The GAO is pressuring the National Highway Traffic Safety Administration to do what forward-thinking countries around the world did over a decade ago, and finally require automakers to start testing how likely their cars are to kill a pedestrian in a collision. Currently, U.S. vehicle manufacturers are only required to meet crash safety standards for the people inside their vehicles.
International standards for pedestrian crash mitigation tests have existed since way back in 2008. NHTSA updated their New Car Assessment program in the same year, but chose not to adopt a process that could have saved countless pedestrian lives.

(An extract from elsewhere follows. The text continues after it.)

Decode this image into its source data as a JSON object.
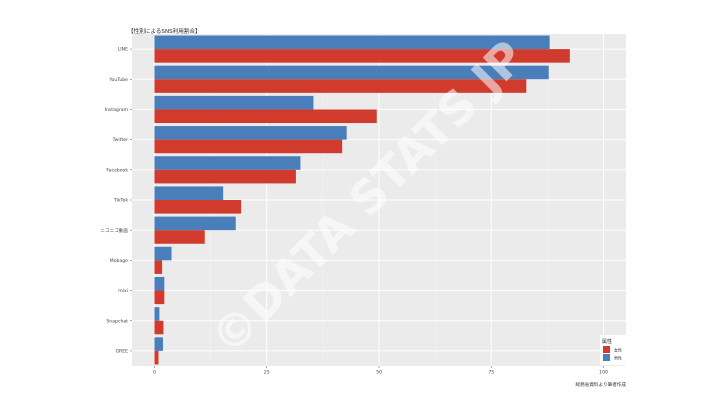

The role that vehicle design plays in our pedestrian death crisis had gotten substantial attention from researchers in the last few years, even if it hasn’t resulted in the kind of urgent policy action that data suggests we need. In particular, the rising popularity of SUVs and light trucks has experts worried: the probability of death for a pedestrian who gets hit by a larger-than-average vehicle is 3.4 times higher than one who gets hit by a smaller passenger car, in large part because an urban assault vehicle is more likely to strike a walker at the head or neck level. Unsurprisingly, as huge cars became increasingly popular since 2008, SUV-involved pedestrian fatalities have risen 68 percent— faster than any other body style.
Given the wild popularity and profitability of their deadliest models, it’s not hard to speculate on why NHTSA might have slow-walked the path to enhanced pedestrian safety standards for vehicles. The automotive industry spent 69 million dollars on lobbyists last year — more than commercial banks spent on their efforts to influence Congress.
The GAO also thinks that U.S. automakers’ relatively slow adoption of pedestrian detection systems on newer vehicles also plays a role in the death toll. Techy solutions like pedestrian automatic emergency braking and audible “crash mitigation features” (a.k.a. an alarm that squeals at you when your car is approaching a body) are at the core of the most recent United Nations vehicle safety standards. The technology is far from perfect — automatic braking only prevented about 38 percent of rear-end crashes even at slow speeds, according to one study — but it’s still a useful tool.
But the U.S. currently leaves it up to automakers to determine whether they should adopt the technology on their cars — and allows them to charge customers more for the optional safety feature. Only 47 percent of 2019 vehicle models even offered both crash mitigation and auto-braking features, and in 23 percent of models, these features were add-ons.
But what’s even more troubling about the GAO’s report is just how often vehicle design simply can’t save pedestrian lives — because cars are still inherently dangerous machines, even if we design some of them to be a little friendlier to pedestrians than others.
In particular, the agency pointed out that since 2008, pedestrian-involved crashes had increased most among drivers traveling more than 30 miles per hour — a factor that has little to do with vehicle design, especially on American cars, which do not employ the kind of speed limiters that are becoming increasingly common in Europe.
And even if speed limiters (and every other vehicle design-based pedestrian safety solution) were slapped on new cars tomorrow, that doesn’t mean that our roads would instantly be safer – because we’d need to wait for the older, more dangerous models to age off the streets. As the GAO identified in its report, vehicle-pedestrian crashes that involved new cars were less likely to be fatal than crashes involving cars that were 11 years old or olde, because new cars are more likely to have advanced pedestrian detection technology — which is imperfect, but better than nothing.
Th agency also suspects there are other vehicle design factors making our pedestrian death crisis worse — but we don’t know about them, because pedestrian crash reporting is so spotty.
“Collecting and analyzing data on the causes of vehicle-pedestrian crashes to identify the role of vehicle characteristics should be our first priority,” said the GAO’s Director of Physical Infrastructure Issues Andrew Von Ah.
But until we implement more holistic solutions to curb pedestrian deaths, the very least we can do is give the NCAP a long-overdue update — and finally force automakers to spare a thought for pedestrian safety. Call your legislators, folks.